Full Article from Greenville News Online
By Donna Isbell Walker: January 23, 2017
But for the Greenville Symphony Orchestra’s upcoming Masterworks concert, to be presented Jan. 28 and 29 at the Peace Center, conductor Edvard Tchivzhel called on Edisher Savitski, who teaches piano at University of Alabama at Tuscaloosa.
The Prokofiev concerto had its premiere in Chicago in 1921, and its intricate, energetic flavor was inspired in part by the machinery of the industrial age, Tchivzhel said.
Some of the melodies are based on Russian folk songs.
“The energy will blow the audience away,” Tchivzhel said. “It’s amazing, a new kind of dynamism in this music.”
Film exists of Prokofiev playing his own compositions, which can make it a challenge for contemporary pianists who choose to perform the same works, because “everyone knows what the composer had in mind,” Tchivzhel said. “It’s hard to choose the right person to play.”
Savitski, who has won many awards, including the Third International Piano-E-Competition in 2006, has “great technique,” Tchivzhel said.
The concert marks Savitski’s first time performing with the GSO. Savitski said he’s looking forward to playing the concerto, in part because it’s so much fun to play, despite its complexities.
“This is one of my favorite concertos in general, not just by Prokofiev,” said Savitski, a native of Tbilisi, Georgia. “It is very pianistically sound, it’s very well-written. It’s also tricky for the orchestras, I know from some of my colleagues and friends who play in different orchestras. They say it is pretty much the hardest for the orchestra, out of all of (Prokofiev’s five concertos). It’s a great piece to play for the pianist.”

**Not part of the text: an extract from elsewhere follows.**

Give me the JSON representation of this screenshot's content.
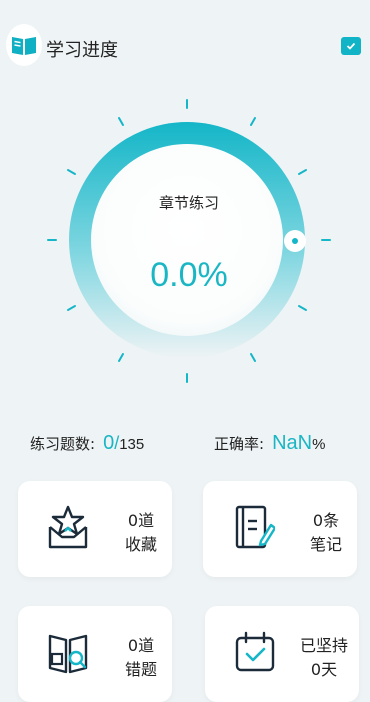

The Prokofiev piece is one of three works to be spotlighted in the concert, whose theme is “In the Company of Great Romantics.”

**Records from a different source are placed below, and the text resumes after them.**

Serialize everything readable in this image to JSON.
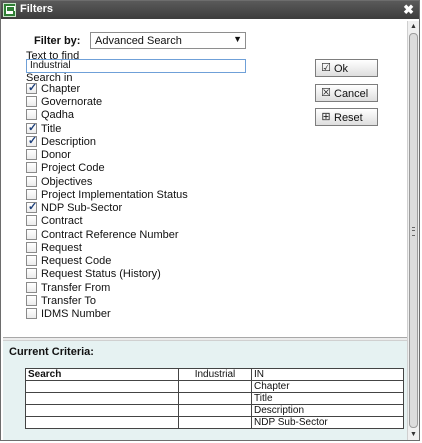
{
  "window": {
    "title": "Filters",
    "app_icon": "excel-icon",
    "close_icon": "close-icon"
  },
  "filter": {
    "label": "Filter by:",
    "selected": "Advanced Search"
  },
  "text_to_find": {
    "label": "Text to find",
    "value": "Industrial"
  },
  "search_in": {
    "label": "Search in",
    "items": [
      {
        "label": "Chapter",
        "checked": true
      },
      {
        "label": "Governorate",
        "checked": false
      },
      {
        "label": "Qadha",
        "checked": false
      },
      {
        "label": "Title",
        "checked": true
      },
      {
        "label": "Description",
        "checked": true
      },
      {
        "label": "Donor",
        "checked": false
      },
      {
        "label": "Project Code",
        "checked": false
      },
      {
        "label": "Objectives",
        "checked": false
      },
      {
        "label": "Project Implementation Status",
        "checked": false
      },
      {
        "label": "NDP Sub-Sector",
        "checked": true
      },
      {
        "label": "Contract",
        "checked": false
      },
      {
        "label": "Contract Reference Number",
        "checked": false
      },
      {
        "label": "Request",
        "checked": false
      },
      {
        "label": "Request Code",
        "checked": false
      },
      {
        "label": "Request Status (History)",
        "checked": false
      },
      {
        "label": "Transfer From",
        "checked": false
      },
      {
        "label": "Transfer To",
        "checked": false
      },
      {
        "label": "IDMS Number",
        "checked": false
      }
    ]
  },
  "buttons": [
    {
      "label": "Ok",
      "icon": "ok-icon"
    },
    {
      "label": "Cancel",
      "icon": "cancel-icon"
    },
    {
      "label": "Reset",
      "icon": "reset-icon"
    }
  ],
  "criteria": {
    "title": "Current Criteria:",
    "rows": [
      [
        "Search",
        "Industrial",
        "IN"
      ],
      [
        "",
        "",
        "Chapter"
      ],
      [
        "",
        "",
        "Title"
      ],
      [
        "",
        "",
        "Description"
      ],
      [
        "",
        "",
        "NDP Sub-Sector"
      ]
    ]
  }
}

The concert will open with Carl Maria von Weber’s Oberon overture, which Tchivzhel describes as a “famous curtain-opener. It starts very mysterious and poetic. … After that, it’s followed by a very fast allegro, breathtaking music.”
For the finale, the orchestra will play Robert Schumann’s Symphony No. 4, “an innovative piece,” Tchivzhel said.
With the work, Schumann “established a new form of symphony; there’s no break between movements. Schumann considered this work a fantasy rather than a symphony,” he said.
The piece has “an abundance of great melodies, very romantic mood and very ecstatic end.”
The GSO has three more Masterworks concerts in its 2016-2017 season: “Musical Desserts,” to be presented March 4 and 5; “Triumph of the Human Spirit,” April 8 and 9; and “Cirque de la Symphonie,” coming May 6 and 7.